Dive into Deep Learning
Table Of Contents
Dive into Deep Learning
Table Of Contents

7.6. Concise Implementation of Recurrent Neural Networks

@TODO(smolix/astonzhang): the data set was just changed from lyrics to time machine, so descriptions/hyperparameters have to change.

This section will implement a language model based on a recurrent neural network more concisely. First, we read the time machine data set.

In [1]:
import sys
sys.path.insert(0, '..')

import d2l
import math
from mxnet import autograd, gluon, init, nd
from mxnet.gluon import loss as gloss, nn, rnn
import time

(corpus_indices, char_to_idx, idx_to_char,
 vocab_size) = d2l.load_data_time_machine()

7.6.1. Define the Model

Gluon’s rnn module provides a recurrent neural network implementation. Next, we construct the recurrent neural network layer rnn_layer with a single hidden layer and 256 hidden units, and initialize the weights.

In [2]:
num_hiddens = 256
rnn_layer = rnn.RNN(num_hiddens)
rnn_layer.initialize()

Then, we call the rnn_layer’s member function begin_state to return hidden state list for initialization. It has an element of the shape (number of hidden layers, batch size, number of hidden units).

In [3]:
batch_size = 2
state = rnn_layer.begin_state(batch_size=batch_size)
state[0].shape
Out[3]:
(1, 2, 256)

Unlike the recurrent neural network implemented in the previous section, the input shape of rnn_layer here is (time step, batch size, number of inputs). Here, the number of inputs is the one-hot vector length (the dictionary size). In addition, as an rnn.RNN instance in Gluon, rnn_layer returns the output and hidden state after forward computation. The output refers to the hidden states that the hidden layer computes and outputs at various time steps, which are usually used as input for subsequent output layers. We should emphasize that the “output” itself does not involve the computation of the output layer, and its shape is (time step, batch size, number of hidden units). While the hidden state returned by the rnn.RNN instance in the forward computation refers to the hidden state of the hidden layer available at the last time step that can be used to initialize the next time step: when there are multiple layers in the hidden layer, the hidden state of each layer is recorded in this variable. For recurrent neural networks such as long short-term memory networks, the variable also contains other information. We will introduce long short-term memory and deep recurrent neural networks in the later sections of this chapter.

In [4]:
num_steps = 35
X = nd.random.uniform(shape=(num_steps, batch_size, vocab_size))
Y, state_new = rnn_layer(X, state)
Y.shape, len(state_new), state_new[0].shape
Out[4]:
((35, 2, 256), 1, (1, 2, 256))

Next, we inherit the Block class to define a complete recurrent neural network. It first uses one-hot vector to represent input data and enter it into the rnn_layer. This, it uses the fully connected output layer to obtain the output. The number of outputs is equal to the dictionary size vocab_size.

In [5]:
# This class has been saved in the d2l package for future use
class RNNModel(nn.Block):
    def __init__(self, rnn_layer, vocab_size, **kwargs):
        super(RNNModel, self).__init__(**kwargs)
        self.rnn = rnn_layer
        self.vocab_size = vocab_size
        self.dense = nn.Dense(vocab_size)

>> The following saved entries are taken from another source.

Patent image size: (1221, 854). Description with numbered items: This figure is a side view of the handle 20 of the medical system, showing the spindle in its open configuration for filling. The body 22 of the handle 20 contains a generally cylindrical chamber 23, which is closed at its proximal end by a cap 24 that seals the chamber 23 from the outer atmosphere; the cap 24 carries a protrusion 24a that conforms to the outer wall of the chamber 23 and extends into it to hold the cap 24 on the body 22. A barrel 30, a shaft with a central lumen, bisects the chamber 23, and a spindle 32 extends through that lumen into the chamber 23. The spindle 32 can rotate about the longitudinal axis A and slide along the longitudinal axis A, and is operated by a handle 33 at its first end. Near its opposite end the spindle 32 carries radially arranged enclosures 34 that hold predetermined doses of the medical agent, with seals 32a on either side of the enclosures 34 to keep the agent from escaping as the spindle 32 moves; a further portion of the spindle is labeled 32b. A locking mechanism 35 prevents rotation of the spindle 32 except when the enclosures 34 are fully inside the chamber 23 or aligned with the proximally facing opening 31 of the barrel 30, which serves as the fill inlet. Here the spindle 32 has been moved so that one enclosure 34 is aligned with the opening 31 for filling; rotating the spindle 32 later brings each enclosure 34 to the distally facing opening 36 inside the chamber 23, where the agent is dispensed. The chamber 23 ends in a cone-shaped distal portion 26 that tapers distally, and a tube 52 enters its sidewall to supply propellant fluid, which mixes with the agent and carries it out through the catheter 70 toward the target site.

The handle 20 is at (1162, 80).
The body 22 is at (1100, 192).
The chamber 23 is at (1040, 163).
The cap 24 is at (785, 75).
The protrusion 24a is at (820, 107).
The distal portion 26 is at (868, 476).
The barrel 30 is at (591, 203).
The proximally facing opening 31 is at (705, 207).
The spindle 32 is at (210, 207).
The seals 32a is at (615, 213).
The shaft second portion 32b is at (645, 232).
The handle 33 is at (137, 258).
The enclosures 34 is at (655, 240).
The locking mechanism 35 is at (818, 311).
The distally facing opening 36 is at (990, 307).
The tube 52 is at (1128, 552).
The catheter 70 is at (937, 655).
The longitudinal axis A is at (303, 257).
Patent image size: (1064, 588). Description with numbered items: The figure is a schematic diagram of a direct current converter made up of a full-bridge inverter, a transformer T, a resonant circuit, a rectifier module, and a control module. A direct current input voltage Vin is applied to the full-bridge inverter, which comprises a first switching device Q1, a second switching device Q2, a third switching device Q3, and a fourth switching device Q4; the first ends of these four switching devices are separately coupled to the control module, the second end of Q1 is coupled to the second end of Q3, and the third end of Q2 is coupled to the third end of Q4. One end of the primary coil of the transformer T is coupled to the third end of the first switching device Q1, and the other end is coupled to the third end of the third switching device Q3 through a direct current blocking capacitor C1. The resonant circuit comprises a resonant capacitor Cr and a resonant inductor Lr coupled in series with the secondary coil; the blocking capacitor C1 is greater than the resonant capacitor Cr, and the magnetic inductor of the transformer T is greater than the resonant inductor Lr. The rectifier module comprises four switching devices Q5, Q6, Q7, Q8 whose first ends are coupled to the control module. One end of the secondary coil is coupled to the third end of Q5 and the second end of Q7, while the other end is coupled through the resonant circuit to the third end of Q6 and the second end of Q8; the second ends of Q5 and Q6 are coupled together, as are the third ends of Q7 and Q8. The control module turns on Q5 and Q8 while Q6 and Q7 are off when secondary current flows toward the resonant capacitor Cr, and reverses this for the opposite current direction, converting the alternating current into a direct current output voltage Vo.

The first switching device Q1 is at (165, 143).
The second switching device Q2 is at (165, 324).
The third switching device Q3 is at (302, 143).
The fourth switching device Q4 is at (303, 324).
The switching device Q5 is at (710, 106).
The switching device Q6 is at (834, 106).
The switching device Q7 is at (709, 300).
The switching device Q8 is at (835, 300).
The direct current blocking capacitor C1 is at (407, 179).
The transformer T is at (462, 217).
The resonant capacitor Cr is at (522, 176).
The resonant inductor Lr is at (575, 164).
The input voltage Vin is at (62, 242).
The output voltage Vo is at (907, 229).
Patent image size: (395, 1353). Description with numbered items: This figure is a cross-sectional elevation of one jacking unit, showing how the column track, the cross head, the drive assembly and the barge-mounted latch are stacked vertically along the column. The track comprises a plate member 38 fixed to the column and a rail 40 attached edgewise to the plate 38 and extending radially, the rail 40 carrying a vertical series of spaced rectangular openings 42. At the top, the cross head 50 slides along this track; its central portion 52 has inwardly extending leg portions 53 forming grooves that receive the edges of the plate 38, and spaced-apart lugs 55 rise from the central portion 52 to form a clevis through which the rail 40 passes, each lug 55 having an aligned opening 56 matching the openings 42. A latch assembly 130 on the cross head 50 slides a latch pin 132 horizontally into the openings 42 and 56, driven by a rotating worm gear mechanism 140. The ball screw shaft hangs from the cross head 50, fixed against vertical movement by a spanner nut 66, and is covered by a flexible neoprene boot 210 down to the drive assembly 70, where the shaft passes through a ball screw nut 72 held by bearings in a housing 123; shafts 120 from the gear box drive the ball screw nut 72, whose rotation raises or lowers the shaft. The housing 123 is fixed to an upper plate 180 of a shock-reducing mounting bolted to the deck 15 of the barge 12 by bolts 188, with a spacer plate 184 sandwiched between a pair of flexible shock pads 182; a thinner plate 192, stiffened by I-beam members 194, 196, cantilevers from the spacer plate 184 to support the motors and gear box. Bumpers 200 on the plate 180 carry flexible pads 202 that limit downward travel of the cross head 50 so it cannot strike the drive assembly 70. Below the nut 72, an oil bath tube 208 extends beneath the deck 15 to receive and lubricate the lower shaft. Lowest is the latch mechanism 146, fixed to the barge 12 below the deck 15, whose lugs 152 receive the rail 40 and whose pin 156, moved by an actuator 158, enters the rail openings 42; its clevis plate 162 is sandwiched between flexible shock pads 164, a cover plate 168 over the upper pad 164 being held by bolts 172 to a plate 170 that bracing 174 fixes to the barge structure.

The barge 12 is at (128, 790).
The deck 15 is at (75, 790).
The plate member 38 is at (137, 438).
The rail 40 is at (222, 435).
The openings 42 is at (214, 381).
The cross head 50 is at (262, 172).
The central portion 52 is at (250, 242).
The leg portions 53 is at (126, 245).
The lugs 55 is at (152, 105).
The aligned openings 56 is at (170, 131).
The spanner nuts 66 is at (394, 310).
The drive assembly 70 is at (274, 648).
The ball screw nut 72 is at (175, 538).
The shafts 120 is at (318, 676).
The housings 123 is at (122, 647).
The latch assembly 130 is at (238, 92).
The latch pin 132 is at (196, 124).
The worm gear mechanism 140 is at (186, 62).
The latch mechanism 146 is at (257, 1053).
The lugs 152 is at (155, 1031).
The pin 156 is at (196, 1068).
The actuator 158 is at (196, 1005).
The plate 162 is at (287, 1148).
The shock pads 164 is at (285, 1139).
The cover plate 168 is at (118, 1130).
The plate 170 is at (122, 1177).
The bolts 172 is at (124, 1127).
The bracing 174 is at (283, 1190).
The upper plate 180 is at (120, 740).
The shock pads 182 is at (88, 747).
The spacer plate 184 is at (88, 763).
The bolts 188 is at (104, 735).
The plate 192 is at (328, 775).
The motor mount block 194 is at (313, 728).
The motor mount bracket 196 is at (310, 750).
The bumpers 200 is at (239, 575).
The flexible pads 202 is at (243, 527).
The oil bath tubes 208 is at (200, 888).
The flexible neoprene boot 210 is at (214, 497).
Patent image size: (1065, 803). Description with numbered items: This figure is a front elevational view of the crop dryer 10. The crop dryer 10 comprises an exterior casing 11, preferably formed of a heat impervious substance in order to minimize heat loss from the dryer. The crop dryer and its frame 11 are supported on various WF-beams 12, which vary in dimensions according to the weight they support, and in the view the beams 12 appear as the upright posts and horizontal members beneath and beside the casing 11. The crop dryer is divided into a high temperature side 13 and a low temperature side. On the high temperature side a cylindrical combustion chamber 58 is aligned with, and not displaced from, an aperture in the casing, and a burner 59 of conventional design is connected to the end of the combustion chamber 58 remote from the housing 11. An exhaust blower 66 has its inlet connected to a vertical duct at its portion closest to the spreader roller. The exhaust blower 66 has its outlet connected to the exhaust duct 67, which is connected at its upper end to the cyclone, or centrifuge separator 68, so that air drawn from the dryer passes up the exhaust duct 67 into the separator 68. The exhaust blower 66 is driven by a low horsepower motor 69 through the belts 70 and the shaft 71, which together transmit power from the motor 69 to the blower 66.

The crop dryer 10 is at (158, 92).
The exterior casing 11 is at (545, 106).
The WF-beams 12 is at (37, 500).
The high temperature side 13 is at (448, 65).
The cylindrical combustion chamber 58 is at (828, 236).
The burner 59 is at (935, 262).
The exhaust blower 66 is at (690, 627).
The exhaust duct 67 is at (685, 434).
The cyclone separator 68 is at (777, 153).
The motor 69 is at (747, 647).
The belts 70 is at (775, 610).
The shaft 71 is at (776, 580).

    def forward(self, inputs, state):
        # Get the one-hot vector representation by transposing the input to
        # (num_steps, batch_size)
        X = nd.one_hot(inputs.T, self.vocab_size)
        Y, state = self.rnn(X, state)
        # The fully connected layer will first change the shape of Y to
        # (num_steps * batch_size, num_hiddens)
        # Its output shape is (num_steps * batch_size, vocab_size)
        output = self.dense(Y.reshape((-1, Y.shape[-1])))
        return output, state

    def begin_state(self, *args, **kwargs):
        return self.rnn.begin_state(*args, **kwargs)

7.6.2. Model Training

As in the previous section, a prediction function is defined below. The implementation here differs from the previous one in the function interfaces for forward computation and hidden state initialization.

In [6]:
# This function is saved in the d2l package for future use
def predict_rnn_gluon(prefix, num_chars, model, vocab_size, ctx, idx_to_char,
                      char_to_idx):
    # Use model's member function to initialize the hidden state
    state = model.begin_state(batch_size=1, ctx=ctx)
    output = [char_to_idx[prefix[0]]]
    for t in range(num_chars + len(prefix) - 1):
        X = nd.array([output[-1]], ctx=ctx).reshape((1, 1))
        # Forward computation does not require incoming model parameters
        (Y, state) = model(X, state)
        if t < len(prefix) - 1:
            output.append(char_to_idx[prefix[t + 1]])
        else:
            output.append(int(Y.argmax(axis=1).asscalar()))
    return ''.join([idx_to_char[i] for i in output])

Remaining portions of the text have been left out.